Der HSV Solingen-Gräfrath stellt die Weichen für die kommende Spielzeit: Zum 1. Juli 2026 wird Lars Faßbender das Amt des Cheftrainers übernehmen. Der 39-jährige A-Lizenzinhaber tritt damit die Nachfolge von Jonas Schlender an und unterstreicht mit seinem Engagement die Ambitionen des Vereins, sich dauerhaft als Top-Adresse in der 2. Handball-Bundesliga zu etablieren.

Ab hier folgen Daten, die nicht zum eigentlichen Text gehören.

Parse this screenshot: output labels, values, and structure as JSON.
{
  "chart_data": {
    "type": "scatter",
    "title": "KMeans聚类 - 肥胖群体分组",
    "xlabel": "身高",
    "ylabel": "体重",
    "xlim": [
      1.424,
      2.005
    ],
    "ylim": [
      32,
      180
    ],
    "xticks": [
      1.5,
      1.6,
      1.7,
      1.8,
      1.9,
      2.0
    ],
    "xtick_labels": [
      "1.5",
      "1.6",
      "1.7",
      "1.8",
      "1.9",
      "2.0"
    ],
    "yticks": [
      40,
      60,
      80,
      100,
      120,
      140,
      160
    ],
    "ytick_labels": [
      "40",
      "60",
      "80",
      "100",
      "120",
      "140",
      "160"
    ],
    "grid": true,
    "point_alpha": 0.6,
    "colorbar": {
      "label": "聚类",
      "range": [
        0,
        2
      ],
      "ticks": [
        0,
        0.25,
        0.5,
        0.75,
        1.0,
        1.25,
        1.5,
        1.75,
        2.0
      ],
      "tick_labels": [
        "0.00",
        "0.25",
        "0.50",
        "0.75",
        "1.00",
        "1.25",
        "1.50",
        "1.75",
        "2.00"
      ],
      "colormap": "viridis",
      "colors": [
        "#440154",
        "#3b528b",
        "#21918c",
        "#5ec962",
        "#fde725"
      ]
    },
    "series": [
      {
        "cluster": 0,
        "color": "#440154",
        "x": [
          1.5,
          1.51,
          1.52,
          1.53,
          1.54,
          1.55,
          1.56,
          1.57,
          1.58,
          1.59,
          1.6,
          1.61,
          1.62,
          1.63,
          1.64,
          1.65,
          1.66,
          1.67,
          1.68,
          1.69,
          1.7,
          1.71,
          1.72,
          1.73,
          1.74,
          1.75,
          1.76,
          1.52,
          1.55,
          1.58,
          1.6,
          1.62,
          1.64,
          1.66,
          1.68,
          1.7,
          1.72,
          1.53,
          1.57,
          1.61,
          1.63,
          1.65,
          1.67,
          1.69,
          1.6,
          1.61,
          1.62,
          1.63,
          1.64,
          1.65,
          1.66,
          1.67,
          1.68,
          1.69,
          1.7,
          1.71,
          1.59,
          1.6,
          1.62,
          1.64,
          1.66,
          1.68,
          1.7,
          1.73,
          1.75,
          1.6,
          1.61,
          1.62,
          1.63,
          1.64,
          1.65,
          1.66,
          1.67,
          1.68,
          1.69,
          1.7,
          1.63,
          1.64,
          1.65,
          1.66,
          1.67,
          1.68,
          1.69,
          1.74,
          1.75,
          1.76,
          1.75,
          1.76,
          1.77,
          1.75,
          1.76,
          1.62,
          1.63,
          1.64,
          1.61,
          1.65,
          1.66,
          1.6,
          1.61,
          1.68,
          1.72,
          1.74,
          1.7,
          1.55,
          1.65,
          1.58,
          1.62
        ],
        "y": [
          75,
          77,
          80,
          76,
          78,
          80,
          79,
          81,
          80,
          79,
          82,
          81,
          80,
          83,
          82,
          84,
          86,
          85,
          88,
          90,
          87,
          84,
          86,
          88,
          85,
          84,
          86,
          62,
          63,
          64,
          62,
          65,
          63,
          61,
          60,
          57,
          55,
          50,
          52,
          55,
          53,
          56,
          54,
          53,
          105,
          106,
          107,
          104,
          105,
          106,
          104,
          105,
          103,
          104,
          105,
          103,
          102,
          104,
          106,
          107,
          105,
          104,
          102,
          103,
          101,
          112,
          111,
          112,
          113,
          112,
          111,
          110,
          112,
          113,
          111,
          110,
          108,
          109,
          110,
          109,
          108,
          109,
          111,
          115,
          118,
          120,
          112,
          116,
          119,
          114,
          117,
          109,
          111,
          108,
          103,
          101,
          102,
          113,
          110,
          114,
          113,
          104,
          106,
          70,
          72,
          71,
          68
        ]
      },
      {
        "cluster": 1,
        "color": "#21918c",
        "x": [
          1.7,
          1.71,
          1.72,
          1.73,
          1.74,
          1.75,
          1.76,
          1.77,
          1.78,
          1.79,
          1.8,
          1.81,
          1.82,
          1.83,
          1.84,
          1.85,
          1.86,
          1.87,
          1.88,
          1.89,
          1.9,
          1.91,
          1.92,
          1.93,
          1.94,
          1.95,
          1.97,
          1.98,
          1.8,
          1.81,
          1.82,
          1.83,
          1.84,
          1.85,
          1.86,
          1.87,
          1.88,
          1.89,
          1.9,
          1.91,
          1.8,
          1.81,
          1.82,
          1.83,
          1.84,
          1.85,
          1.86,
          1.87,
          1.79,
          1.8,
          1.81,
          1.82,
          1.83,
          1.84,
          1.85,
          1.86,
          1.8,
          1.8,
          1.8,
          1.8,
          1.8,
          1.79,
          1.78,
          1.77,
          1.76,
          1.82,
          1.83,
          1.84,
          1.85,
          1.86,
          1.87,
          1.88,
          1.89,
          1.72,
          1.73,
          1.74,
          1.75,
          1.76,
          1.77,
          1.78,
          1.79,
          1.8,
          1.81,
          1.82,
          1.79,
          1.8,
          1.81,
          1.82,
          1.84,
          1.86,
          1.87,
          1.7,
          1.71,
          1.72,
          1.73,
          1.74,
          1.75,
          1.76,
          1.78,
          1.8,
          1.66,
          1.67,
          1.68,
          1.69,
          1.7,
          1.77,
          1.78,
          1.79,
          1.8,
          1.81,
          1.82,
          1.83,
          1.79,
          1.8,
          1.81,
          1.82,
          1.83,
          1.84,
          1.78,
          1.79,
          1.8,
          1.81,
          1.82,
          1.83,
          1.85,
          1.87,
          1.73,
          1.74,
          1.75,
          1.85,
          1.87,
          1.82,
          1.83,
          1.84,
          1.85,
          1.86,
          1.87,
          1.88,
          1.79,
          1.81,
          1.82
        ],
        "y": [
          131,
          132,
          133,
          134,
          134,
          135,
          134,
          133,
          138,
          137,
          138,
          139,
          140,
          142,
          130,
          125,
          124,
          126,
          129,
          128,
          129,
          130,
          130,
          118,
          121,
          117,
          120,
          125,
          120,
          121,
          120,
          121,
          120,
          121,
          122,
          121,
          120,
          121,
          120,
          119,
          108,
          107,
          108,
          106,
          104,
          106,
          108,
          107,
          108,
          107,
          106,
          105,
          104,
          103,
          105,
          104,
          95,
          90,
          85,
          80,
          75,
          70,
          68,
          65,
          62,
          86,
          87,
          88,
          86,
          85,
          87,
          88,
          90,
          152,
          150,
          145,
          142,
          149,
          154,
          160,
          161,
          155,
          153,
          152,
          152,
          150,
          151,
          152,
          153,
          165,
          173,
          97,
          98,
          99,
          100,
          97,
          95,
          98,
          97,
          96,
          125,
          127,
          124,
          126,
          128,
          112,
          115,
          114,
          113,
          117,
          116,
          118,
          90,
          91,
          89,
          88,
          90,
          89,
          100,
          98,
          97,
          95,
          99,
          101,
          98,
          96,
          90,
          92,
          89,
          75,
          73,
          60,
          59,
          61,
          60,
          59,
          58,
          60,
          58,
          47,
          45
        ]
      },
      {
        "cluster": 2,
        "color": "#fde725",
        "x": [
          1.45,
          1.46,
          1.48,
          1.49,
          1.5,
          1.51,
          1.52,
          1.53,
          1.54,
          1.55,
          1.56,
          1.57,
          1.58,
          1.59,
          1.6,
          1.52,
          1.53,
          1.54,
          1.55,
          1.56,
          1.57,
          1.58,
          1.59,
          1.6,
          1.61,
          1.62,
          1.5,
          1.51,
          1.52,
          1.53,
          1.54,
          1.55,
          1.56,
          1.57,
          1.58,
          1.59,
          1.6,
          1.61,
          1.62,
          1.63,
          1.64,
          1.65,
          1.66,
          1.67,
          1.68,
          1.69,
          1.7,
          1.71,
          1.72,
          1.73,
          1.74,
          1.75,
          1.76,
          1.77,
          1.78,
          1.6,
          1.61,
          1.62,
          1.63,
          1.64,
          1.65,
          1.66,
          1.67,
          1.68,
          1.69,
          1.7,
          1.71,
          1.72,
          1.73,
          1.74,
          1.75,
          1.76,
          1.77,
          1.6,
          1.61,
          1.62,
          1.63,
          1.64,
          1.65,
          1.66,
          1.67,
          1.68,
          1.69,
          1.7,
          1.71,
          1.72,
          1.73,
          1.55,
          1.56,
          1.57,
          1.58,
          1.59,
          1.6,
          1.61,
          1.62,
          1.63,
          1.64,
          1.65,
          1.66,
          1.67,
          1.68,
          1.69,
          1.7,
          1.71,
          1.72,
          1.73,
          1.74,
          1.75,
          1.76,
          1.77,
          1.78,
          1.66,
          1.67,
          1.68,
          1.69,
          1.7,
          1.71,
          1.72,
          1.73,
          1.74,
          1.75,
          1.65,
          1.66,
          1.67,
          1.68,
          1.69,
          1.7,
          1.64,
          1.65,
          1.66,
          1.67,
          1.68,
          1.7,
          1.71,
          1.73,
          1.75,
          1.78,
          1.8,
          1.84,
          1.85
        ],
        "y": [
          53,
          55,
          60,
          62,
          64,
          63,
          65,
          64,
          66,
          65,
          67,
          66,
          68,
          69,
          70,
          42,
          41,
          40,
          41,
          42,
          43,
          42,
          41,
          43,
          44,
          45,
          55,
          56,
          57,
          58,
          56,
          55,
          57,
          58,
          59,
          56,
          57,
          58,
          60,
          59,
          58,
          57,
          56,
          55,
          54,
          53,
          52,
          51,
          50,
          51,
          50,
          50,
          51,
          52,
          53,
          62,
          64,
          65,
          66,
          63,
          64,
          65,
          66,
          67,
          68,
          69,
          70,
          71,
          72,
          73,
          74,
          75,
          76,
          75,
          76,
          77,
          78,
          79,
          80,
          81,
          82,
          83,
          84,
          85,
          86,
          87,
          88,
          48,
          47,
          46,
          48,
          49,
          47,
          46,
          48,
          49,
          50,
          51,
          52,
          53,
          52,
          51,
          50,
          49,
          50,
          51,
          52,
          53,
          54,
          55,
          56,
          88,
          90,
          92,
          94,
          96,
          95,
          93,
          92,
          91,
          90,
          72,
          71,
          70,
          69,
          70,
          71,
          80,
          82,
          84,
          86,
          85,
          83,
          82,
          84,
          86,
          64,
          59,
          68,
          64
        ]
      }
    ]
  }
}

Mit Lars Faßbender gewinnt der HSV einen Experten, der über fundierte Erfahrungen sowohl im Frauen- als auch im Männerbereich verfügt. Der Familienvater von drei Kindern hat in der Vergangenheit bereits mehrfach bewiesen, dass er Mannschaften nachhaltig entwickeln kann. Nach Stationen bei der männlichen Jugend der HG Remscheid und dem TB Wülfrath, den er von der Landesliga bis in die 3. Liga brachte, feierte er beachtliche Erfolge bei den Frauen des Bergischen HC, die er von der Verbandsliga bis in die 3. Liga führte. Zuletzt sammelte er wertvolle Erfahrungen als Chefcoach in der 3. Liga Männer bei der SG Schalksmühle/Halver.
Die Verpflichtung Faßbenders ist ein klares Signal für die strategische Ausrichtung des Vereins. Ziel ist es, den Anspruch als erstklassige Adresse im deutschen Handball-Unterhaus zu festigen und gleichzeitig das Profil als Spitzen-Ausbildungsverein weiter zu schärfen. Besonders die enge Verzahnung zwischen dem Bundesliga-Kader und dem talentierten Nachwuchs soll unter der Leitung des neuen Trainers weiter intensiviert werden.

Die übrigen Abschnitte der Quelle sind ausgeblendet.